Benefits and Compensation

Discipline Notes Critical in FMLA Claims

One of the things that happens with the Family and Medical Leave Act (FMLA) is a disconnect between the complex structure of the FMLA and its practical application. Plaintiffs’ attorneys will sometimes assert that they don’t understand how there could be an FMLA issue given that the structure is “so easy to understand.” That’s typically because plaintiffs’ attorneys don’t have to assess it in real time and are only dealing with issues and perceptions well after the events have occurred with a historical perspective as a guide.
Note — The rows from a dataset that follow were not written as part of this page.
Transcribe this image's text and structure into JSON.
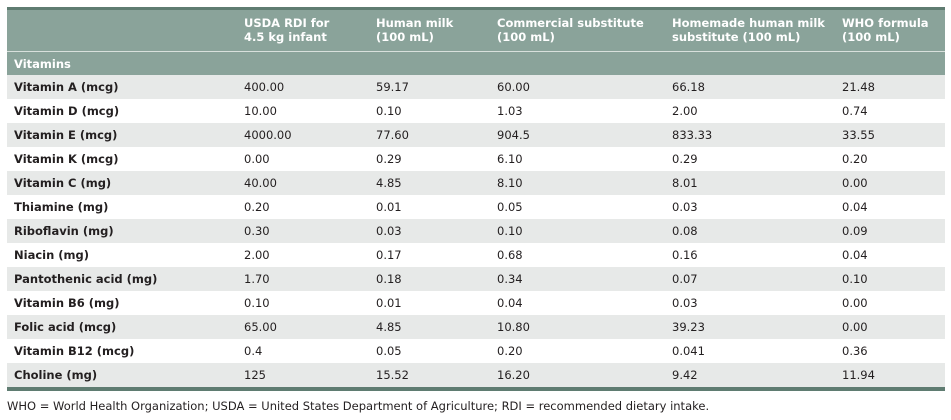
{
  "table": {
    "headers": [
      "",
      "USDA RDI for\n4.5 kg infant",
      "Human milk\n(100 mL)",
      "Commercial substitute\n(100 mL)",
      "Homemade human milk\nsubstitute (100 mL)",
      "WHO formula\n(100 mL)"
    ],
    "header_lines": [
      [
        "",
        ""
      ],
      [
        "USDA RDI for",
        "4.5 kg infant"
      ],
      [
        "Human milk",
        "(100 mL)"
      ],
      [
        "Commercial substitute",
        "(100 mL)"
      ],
      [
        "Homemade human milk",
        "substitute (100 mL)"
      ],
      [
        "WHO formula",
        "(100 mL)"
      ]
    ],
    "section": "Vitamins",
    "rows": [
      [
        "Vitamin A (mcg)",
        "400.00",
        "59.17",
        "60.00",
        "66.18",
        "21.48"
      ],
      [
        "Vitamin D (mcg)",
        "10.00",
        "0.10",
        "1.03",
        "2.00",
        "0.74"
      ],
      [
        "Vitamin E (mcg)",
        "4000.00",
        "77.60",
        "904.5",
        "833.33",
        "33.55"
      ],
      [
        "Vitamin K (mcg)",
        "0.00",
        "0.29",
        "6.10",
        "0.29",
        "0.20"
      ],
      [
        "Vitamin C (mg)",
        "40.00",
        "4.85",
        "8.10",
        "8.01",
        "0.00"
      ],
      [
        "Thiamine (mg)",
        "0.20",
        "0.01",
        "0.05",
        "0.03",
        "0.04"
      ],
      [
        "Riboflavin (mg)",
        "0.30",
        "0.03",
        "0.10",
        "0.08",
        "0.09"
      ],
      [
        "Niacin (mg)",
        "2.00",
        "0.17",
        "0.68",
        "0.16",
        "0.04"
      ],
      [
        "Pantothenic acid (mg)",
        "1.70",
        "0.18",
        "0.34",
        "0.07",
        "0.10"
      ],
      [
        "Vitamin B6 (mg)",
        "0.10",
        "0.01",
        "0.04",
        "0.03",
        "0.00"
      ],
      [
        "Folic acid (mcg)",
        "65.00",
        "4.85",
        "10.80",
        "39.23",
        "0.00"
      ],
      [
        "Vitamin B12 (mcg)",
        "0.4",
        "0.05",
        "0.20",
        "0.041",
        "0.36"
      ],
      [
        "Choline (mg)",
        "125",
        "15.52",
        "16.20",
        "9.42",
        "11.94"
      ]
    ]
  },
  "footnote": "WHO = World Health Organization; USDA = United States Department of Agriculture; RDI = recommended dietary intake.",
  "colors": {
    "header_bg": "#8aa39a",
    "border_dark": "#5f7c71",
    "row_alt": "#e7e9e8"
  }
}
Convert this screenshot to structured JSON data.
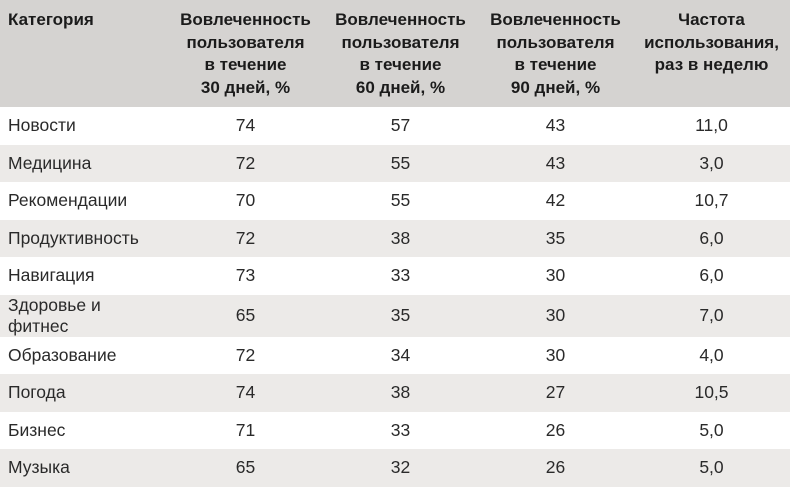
{
  "table": {
    "headers": [
      "Категория",
      "Вовлеченность\nпользователя\nв течение\n30 дней, %",
      "Вовлеченность\nпользователя\nв течение\n60 дней, %",
      "Вовлеченность\nпользователя\nв течение\n90 дней, %",
      "Частота\nиспользования,\nраз в неделю"
    ],
    "rows": [
      [
        "Новости",
        "74",
        "57",
        "43",
        "11,0"
      ],
      [
        "Медицина",
        "72",
        "55",
        "43",
        "3,0"
      ],
      [
        "Рекомендации",
        "70",
        "55",
        "42",
        "10,7"
      ],
      [
        "Продуктивность",
        "72",
        "38",
        "35",
        "6,0"
      ],
      [
        "Навигация",
        "73",
        "33",
        "30",
        "6,0"
      ],
      [
        "Здоровье и фитнес",
        "65",
        "35",
        "30",
        "7,0"
      ],
      [
        "Образование",
        "72",
        "34",
        "30",
        "4,0"
      ],
      [
        "Погода",
        "74",
        "38",
        "27",
        "10,5"
      ],
      [
        "Бизнес",
        "71",
        "33",
        "26",
        "5,0"
      ],
      [
        "Музыка",
        "65",
        "32",
        "26",
        "5,0"
      ]
    ]
  },
  "colors": {
    "header_bg": "#d5d3d1",
    "stripe_bg": "#eceae8",
    "header_text": "#1b1b1b",
    "cell_text": "#2a2a2a",
    "page_bg": "#ffffff"
  },
  "chart_data": {
    "type": "table",
    "columns": [
      "Категория",
      "Вовлеченность пользователя в течение 30 дней, %",
      "Вовлеченность пользователя в течение 60 дней, %",
      "Вовлеченность пользователя в течение 90 дней, %",
      "Частота использования, раз в неделю"
    ],
    "rows": [
      [
        "Новости",
        74,
        57,
        43,
        11.0
      ],
      [
        "Медицина",
        72,
        55,
        43,
        3.0
      ],
      [
        "Рекомендации",
        70,
        55,
        42,
        10.7
      ],
      [
        "Продуктивность",
        72,
        38,
        35,
        6.0
      ],
      [
        "Навигация",
        73,
        33,
        30,
        6.0
      ],
      [
        "Здоровье и фитнес",
        65,
        35,
        30,
        7.0
      ],
      [
        "Образование",
        72,
        34,
        30,
        4.0
      ],
      [
        "Погода",
        74,
        38,
        27,
        10.5
      ],
      [
        "Бизнес",
        71,
        33,
        26,
        5.0
      ],
      [
        "Музыка",
        65,
        32,
        26,
        5.0
      ]
    ]
  }
}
In real time, assessing the FMLA can be extremely complicated, particularly if an employee is unwilling to cooperate in the appropriate process. That means clear, contemporaneous documentation is critical, as a recent appellate case demonstrates.

About the Case

Michelle Brandt was a part-time employee with the city of Cedar Falls who was ultimately terminated in 2018. Beginning in 2016, she had a number of general leave and FMLA requests with increasing frequency. They included various issues such as TMJ (jaw issue), anxiety, depression, and ADHD. She also requested leave to care for a parent.

In 2016, Brandt spoke with multiple supervisors regarding why she was being passed over for a promotion to a full-time position and alleged that after those meetings, she began to be retaliated against. Written notices and meeting notes were documented by the employer.

Over time, Brandt was cited for various workplace issues and at one point indicated her medication may have caused mood changes and exacerbated performance problems, including “accounting errors, typos, and rude behavior.” Her medication list was provided to the city attorney, who determined the medications weren’t related to her performance problems. Brandt was eventually terminated in March 2018.

What the Court Decided

The court sided with the city before any trial. It ruled that Brandt’s damages were so nominal as to not be covered by the FMLA. It cited her prior arguments in which her legal counsel stated, “I don’t believe we are necessarily seeking monetary damages” and didn’t ask for any specific equitable relief. The court indicated that multiple other courts also determined “that nominal damages are not recoverable because they are not included in the specific, statutorily prescribed damages under the FMLA.”

Brandt had also argued that the various disciplinary actions and warnings issued were a pretext (an excuse) for discrimination. The court noted that she failed to provide evidence of pretext and that her argument was “nothing more than disagreement with the statements contained in the disciplinary reports.” Additionally, in at least one circumstance, she admitted she had previously stated there were performance issues, pointing toward her medication management as part of the problem.

Brandt also argued that she had been discriminated against based on her age and disability. The court said the claims were untimely, noting that under the law, there is a 300-day statute of limitations for claims of this type and a significantly greater period of time had passed before she filed her claim.

The court further noted the employer offered “a legitimate nondiscriminatory reason for terminating Brandt—her documented history of deficient performance.” It also stated she “offer[ed] nothing more than disagreement with the statements contained in the disciplinary reports.”

Brandt also raised the continuing violation doctrine, which allows certain older proof elements or incidents to be brought in if there is a continuing issue and the incidents represent “an ongoing, unlawful employment practice.” The court found that the disciplinary notices that occurred within the appropriate time frame were related exclusively to her performance and were unrelated to age or disability and therefore couldn’t form the foundation of the continuing violation doctrine. Michelle Brandt v. City of Cedar Falls, et al., (8th Cir., No. 21-2537).

Big Picture

The appellate court relied heavily on the employer’s documentation regarding its efforts to discipline, train, and assist in improving Brandt’s performance. There were multiple written disciplinary notices, meetings, and ongoing conversations regarding specific performance issues. Those documents formed the clear foundation for its defense and the dismissal of her claims.